According to Department of Health research, NYC has the highest density of primary particulate matter (PM 2.5 ) emissions among large U.S. cities. And like in other large cities, New York’s environmental justice communities suffer disproportionately. Tailpipe emissions contribute to rates of emergency-department visits for cases of PM 2.5-attributable asthma being over eight-times higher in environmental justice communities. This type of health disparity has lasting impacts, with some disadvantaged communities having life expectancies that are ten years lower than their more affluent neighbors. Taking fossil fuel vehicles off the road and replacing them with ZEVs is a necessary step to improve the health of all New Yorkers.

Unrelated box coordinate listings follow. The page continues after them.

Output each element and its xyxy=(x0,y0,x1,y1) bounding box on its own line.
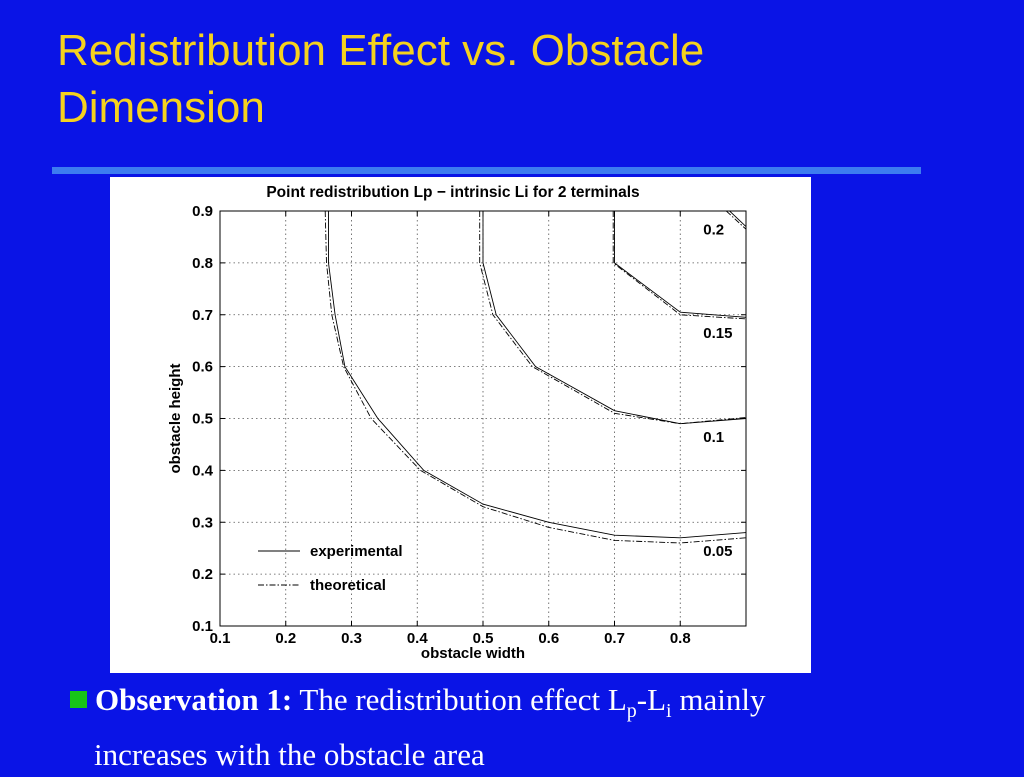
legend-label-experimental: experimental xyxy=(310,543,403,560)
x-tick-label: 0.7 xyxy=(604,630,625,647)
y-tick-label: 0.6 xyxy=(192,359,213,376)
contour-level-label: 0.2 xyxy=(703,221,724,238)
legend-label-theoretical: theoretical xyxy=(310,577,386,594)
contour-theoretical-0.2 xyxy=(725,211,746,230)
observation-text-part2: mainly xyxy=(671,682,766,717)
y-tick-label: 0.7 xyxy=(192,307,213,324)
contour-theoretical-0.15 xyxy=(612,211,746,320)
contour-experimental-0.15 xyxy=(614,211,746,318)
y-tick-label: 0.4 xyxy=(192,462,214,479)
bullet-line2: increases with the obstacle area xyxy=(94,737,485,773)
contour-chart: 0.1 0.2 0.3 0.4 0.5 0.6 0.7 0.8 0.1 0.2 0.3 0.4 0.5 0… xyxy=(167,184,747,662)
green-square-bullet-icon xyxy=(70,691,87,708)
x-tick-label: 0.6 xyxy=(538,630,559,647)
observation-dash: -L xyxy=(636,682,667,717)
y-tick-label: 0.2 xyxy=(192,566,213,583)
x-tick-label: 0.8 xyxy=(670,630,691,647)
chart-title: Point redistribution Lp − intrinsic Li f… xyxy=(266,184,639,201)
contour-level-label: 0.05 xyxy=(703,543,732,560)
x-tick-label: 0.3 xyxy=(341,630,362,647)
y-tick-label: 0.3 xyxy=(192,514,213,531)
x-tick-label: 0.5 xyxy=(473,630,494,647)
observation-label: Observation 1: xyxy=(95,682,293,717)
contour-experimental-0.05 xyxy=(328,211,746,539)
y-tick-label: 0.8 xyxy=(192,255,213,272)
x-axis-label: obstacle width xyxy=(421,645,525,662)
x-tick-label: 0.1 xyxy=(210,630,231,647)
slide-title-line2: Dimension xyxy=(57,83,265,132)
observation-text-part1: The redistribution effect L xyxy=(292,682,627,717)
contour-level-label: 0.1 xyxy=(703,429,724,446)
bullet-line1: Observation 1: The redistribution effect… xyxy=(70,678,1010,733)
contour-experimental-0.1 xyxy=(482,211,746,425)
slide-title-line1: Redistribution Effect vs. Obstacle xyxy=(57,26,705,75)
y-tick-label: 0.9 xyxy=(192,203,213,220)
contour-theoretical-0.1 xyxy=(479,211,746,425)
slide-title: Redistribution Effect vs. Obstacle Dimen… xyxy=(57,22,957,136)
contour-experimental-0.2 xyxy=(729,211,746,227)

New York State, in general, is a leader in clean transportation. There’s been a lot of momentum on electrifying school buses and transit buses, but we need to do more and on a quicker timeline. New York has 50,000 diesel school buses on the road – a huge source of pollution that creates health problems for both children and their bus drivers. Last year, New York set a target to make sure all school buses across the state are electric by 2035, which is laudable - prioritizing the health of children. The way we get there and by which communities are prioritized first matters. The Sierra Club’s New York team has been working with environmental justice and labor partners to urge Governor Hochul to ensure dedicated funding for electric school buses and to prioritize underserved communities, like the South Bronx, in this transition to clean energy and electric school buses.
As NYC prepares to address its second-largest source of greenhouse gas emissions, cities and environmental leaders around the world are paying attention. During Climate Week NYC, academics, advocates, elected officials, and business leaders will join the Sierra Club to discuss aspects of the Zero-Emission Vehicles for NYC Act and explore its national and global significance.
The vision is clear. The timeline is feasible. Now, NYC must act to transition its fleet to 100 percent ZEVs to combat the climate crisis, safeguard the health of New Yorkers, and make NYC a leader in sustainability.